Enterprise permission modes with managed maximum policies #2109

Description

@zredlined

Problem

Enterprise deployments need to let agents start useful and evolve their access without letting
them exceed organization-controlled security boundaries. OpenShell has policy hot reload,
provider policy composition, and the policy.local proposal loop, but it needs one admission
contract that applies consistently to every way sandbox authority can change.

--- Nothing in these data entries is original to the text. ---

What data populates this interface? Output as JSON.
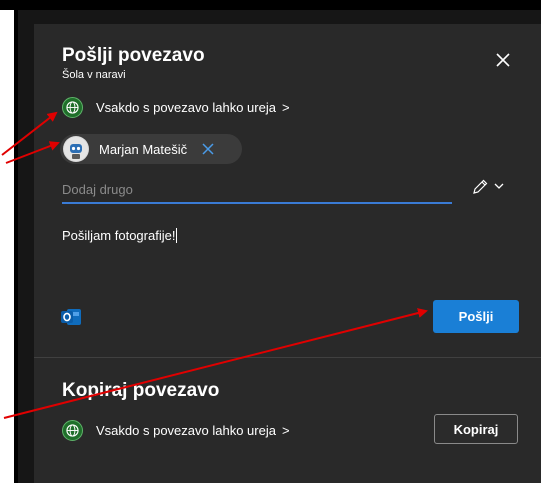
{
  "dialog": {
    "title": "Pošlji povezavo",
    "subtitle": "Šola v naravi",
    "close_icon": "close-icon"
  },
  "send": {
    "permission_label": "Vsakdo s povezavo lahko ureja",
    "permission_chevron": ">",
    "recipient": {
      "name": "Marjan Matešič",
      "avatar_icon": "robot-avatar"
    },
    "add_input": {
      "placeholder": "Dodaj drugo",
      "value": ""
    },
    "message": "Pošiljam fotografije!",
    "outlook_icon": "outlook-icon",
    "send_button": "Pošlji"
  },
  "copy": {
    "title": "Kopiraj povezavo",
    "permission_label": "Vsakdo s povezavo lahko ureja",
    "permission_chevron": ">",
    "copy_button": "Kopiraj"
  },
  "colors": {
    "card": "#292929",
    "accent": "#1a7fd6",
    "annotation_arrow": "#e00000"
  }
}
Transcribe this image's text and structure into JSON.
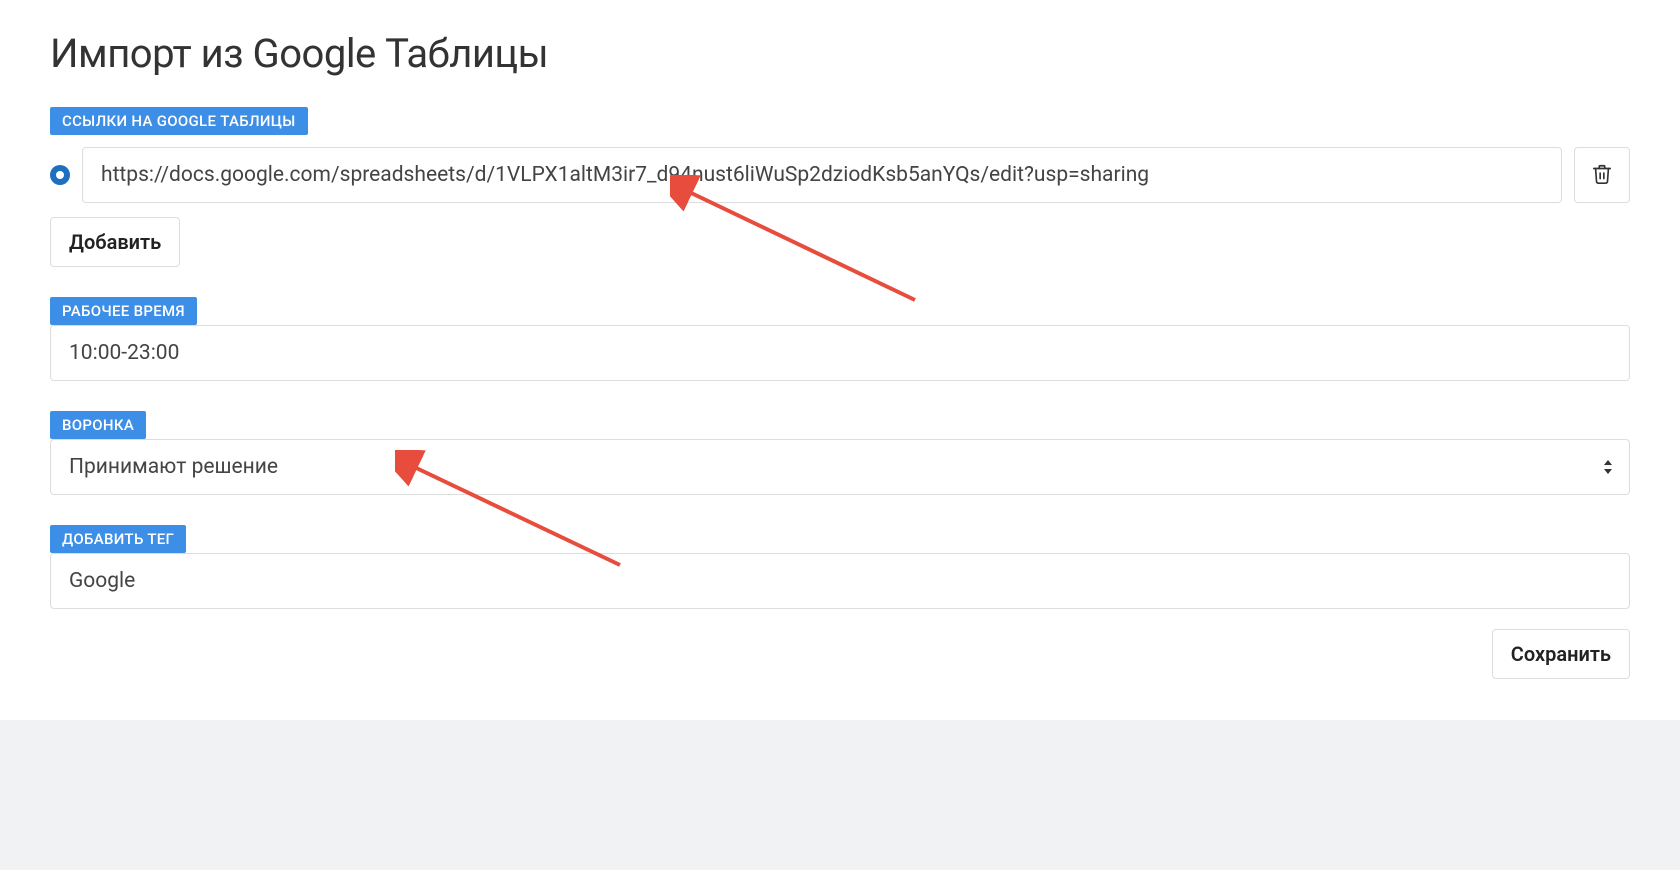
{
  "title": "Импорт из Google Таблицы",
  "sections": {
    "links": {
      "label": "ССЫЛКИ НА GOOGLE ТАБЛИЦЫ",
      "url": "https://docs.google.com/spreadsheets/d/1VLPX1altM3ir7_d94nust6liWuSp2dziodKsb5anYQs/edit?usp=sharing",
      "add_label": "Добавить"
    },
    "work_time": {
      "label": "РАБОЧЕЕ ВРЕМЯ",
      "value": "10:00-23:00"
    },
    "funnel": {
      "label": "ВОРОНКА",
      "selected": "Принимают решение"
    },
    "tag": {
      "label": "ДОБАВИТЬ ТЕГ",
      "value": "Google"
    }
  },
  "save_label": "Сохранить"
}
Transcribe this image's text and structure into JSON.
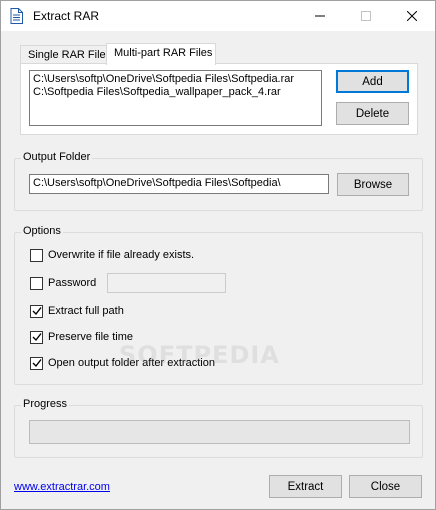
{
  "window": {
    "title": "Extract RAR",
    "icon": "document-icon",
    "controls": {
      "minimize": "minimize-icon",
      "maximize": "maximize-icon",
      "close": "close-icon"
    }
  },
  "tabs": [
    {
      "label": "Single RAR File",
      "active": false
    },
    {
      "label": "Multi-part RAR Files",
      "active": true
    }
  ],
  "files": {
    "items": [
      "C:\\Users\\softp\\OneDrive\\Softpedia Files\\Softpedia.rar",
      "C:\\Softpedia Files\\Softpedia_wallpaper_pack_4.rar"
    ],
    "add_label": "Add",
    "delete_label": "Delete"
  },
  "output": {
    "group_label": "Output Folder",
    "path": "C:\\Users\\softp\\OneDrive\\Softpedia Files\\Softpedia\\",
    "browse_label": "Browse"
  },
  "options": {
    "group_label": "Options",
    "overwrite": {
      "label": "Overwrite if file already exists.",
      "checked": false
    },
    "password": {
      "label": "Password",
      "checked": false,
      "value": ""
    },
    "extract_full_path": {
      "label": "Extract full path",
      "checked": true
    },
    "preserve_file_time": {
      "label": "Preserve file time",
      "checked": true
    },
    "open_output_folder": {
      "label": "Open output folder after extraction",
      "checked": true
    }
  },
  "progress": {
    "group_label": "Progress",
    "value": 0
  },
  "footer": {
    "link": "www.extractrar.com",
    "extract_label": "Extract",
    "close_label": "Close"
  },
  "watermark": "SOFTPEDIA",
  "colors": {
    "accent": "#0078d7",
    "link": "#0000ee",
    "window_bg": "#f0f0f0"
  }
}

The older proposal-specific auto-approval and risk-query model also overlaps with managed maximum
admission. Keeping both would give reviewers and agents two different answers to whether a
capability may apply.

Product contract

Add gateway-managed maximum policy admission. A maximum is a ceiling, not the sandbox's active
policy, and it extends the existing OpenShell policy format rather than introducing another policy
language:

effective authority = sandbox policy + provider policy + credential reach + approved grants
candidate effective authority <= applicable managed policy envelope

The gateway evaluates the fully composed live candidate immediately before it creates or updates a
sandbox. The same admission decision protects sandbox creation, policy revisions and proposal
application, provider changes, and eventually agent/subagent policy composition.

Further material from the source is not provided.